Rare entity presenting with onset of age of approximately 50 years and characterized by a subacute myelopathy evolving over 1 to 5 years. Foix-Alajouanine Syndrome is an arteriovenous (AV) malformation of the spinal cord predominantly affecting the lower thoracic and/or lumbosacral levels. Cervical cord involvement is rare. Findings include necrosis of the affected cord regions. Grey matter structures are more severely involved than white matter.

Synonyms

Foix-Alajouanine Disease; Spinal Dural Arteriovenous Fistula; Varicositas Medullae Spinalis Congestive Myelopathy Syndrome.

Incidence

Rare (no specific statistics). Male-to-female ratio of 4:1. No racial predilection.

Genetic inheritance

Uncertain. Spinal dural arteriovenous malformations may be acquired, although the specificity for the spinal cord is not easily explained.

Pathophysiology

Although not well understood, it is associated with masses of enlarged, tortuous, thick-walled subarachnoid veins are observed overlying the surface of the cord (primarily on the posterior aspect). Smaller blood vessels with thickened fibrotic walls also are present within the affected spinal cord segments. In most cases there is an arteriovenous fistula in the lower thoracic dura, resulting in increasing the pressure within the dura, compromising perfusion, and leading to iterative infarction of the spinal cord parenchyma. Thrombosis may occur, but venous stasis is probably the primary cause of infarction. Proliferation of intramedullary blood vessels is frequently observed and may be accompanied by fibrinoid degeneration of the vessel walls. Another proposed mechanism is that remittent leakage of blood from the arteriovenous malformation promotes progressive adhesive arachnoiditis resulting in iterative “chokes” of the spinal cord. The same mechanism has been evocated to be possible when blood patches are realized.

Diagnosis

On MRI, T1-weighted images show decreased signal intensity within the affected spinal cord segments; the lesions are hyperintense on T2-weighted images. Contrast administration usually produces serpentine areas of enhancement. Spinal angiography is the definitive diagnostic procedure for evaluation of this disease.

Clinical aspects

Onset between 20 and 60 years of age (usually a male who is older than 50 years). Progressive paraplegia (manifested as increasing weakness and numbness or tingling in the lower extremities, frequent falls), urinary and fecal incontinence, and nonradiating lower back pain. Affected patients initially are spastic but eventually develop flaccid paralysis of the limbs and may become wheelchair bound. Four different types of arteriovenous malformation have been described: dural arteriovenous fistulas, glomus malformations, juvenile type arteriovenous malformations, and intradural extramedullary arteriovenous fistulas.

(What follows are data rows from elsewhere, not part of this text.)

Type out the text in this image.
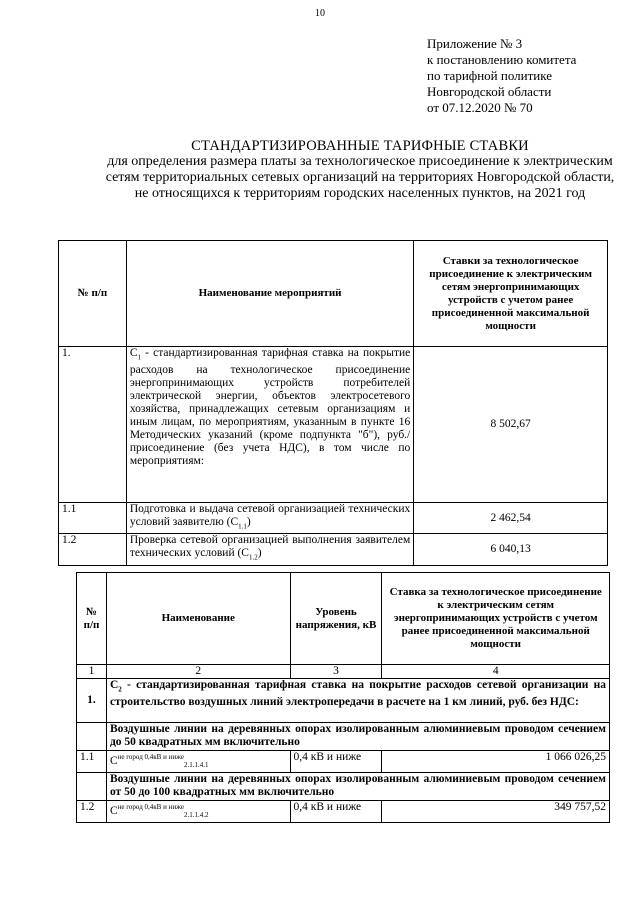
10
Приложение № 3
к постановлению комитета
по тарифной политике
Новгородской области
от 07.12.2020 № 70
СТАНДАРТИЗИРОВАННЫЕ ТАРИФНЫЕ СТАВКИ
для определения размера платы за технологическое присоединение к электрическим сетям территориальных сетевых организаций на территориях Новгородской области, не относящихся к территориям городских населенных пунктов, на 2021 год
№ п/п	Наименование мероприятий	Ставки за технологическое присоединение к электрическим сетям энергопринимающих устройств с учетом ранее присоединенной максимальной мощности
1.	$С_1$ - стандартизированная тарифная ставка на покрытие расходов на технологическое присоединение энергопринимающих устройств потребителей электрической энергии, объектов электросетевого хозяйства, принадлежащих сетевым организациям и иным лицам, по мероприятиям, указанным в пункте 16 Методических указаний (кроме подпункта "б"), руб./присоединение (без учета НДС), в том числе по мероприятиям:	8 502,67
1.1	Подготовка и выдача сетевой организацией технических условий заявителю $(С_{1.1})$	2 462,54
1.2	Проверка сетевой организацией выполнения заявителем технических условий $(С_{1.2})$	6 040,13
№ п/п	Наименование	Уровень напряжения, кВ	Ставка за технологическое присоединение к электрическим сетям энергопринимающих устройств с учетом ранее присоединенной максимальной мощности
1	2	3	4
1.	$С_2$ - стандартизированная тарифная ставка на покрытие расходов сетевой организации на строительство воздушных линий электропередачи в расчете на 1 км линий, руб. без НДС:		
	Воздушные линии на деревянных опорах изолированным алюминиевым проводом сечением до 50 квадратных мм включительно		
1.1	$С^{не город 0,4кВ и ниже}_{2.1.1.4.1}$	0,4 кВ и ниже	1 066 026,25
	Воздушные линии на деревянных опорах изолированным алюминиевым проводом сечением от 50 до 100 квадратных мм включительно		
1.2	$С^{не город 0,4кВ и ниже}_{2.1.1.4.2}$	0,4 кВ и ниже	349 757,52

Precautions before anesthesia

Corticotherapy is often prescribed: evaluate sodium and potassium status. If angiographic evidence of thrombosis exists, anticoagulation with heparin is indicated. Evaluate neurologic function (history, clinical, CT, MRI).

Anesthetic considerations

Avoid central block procedures that can break a preexisting delicate neurologic balance. Somatosensory evoked potential ...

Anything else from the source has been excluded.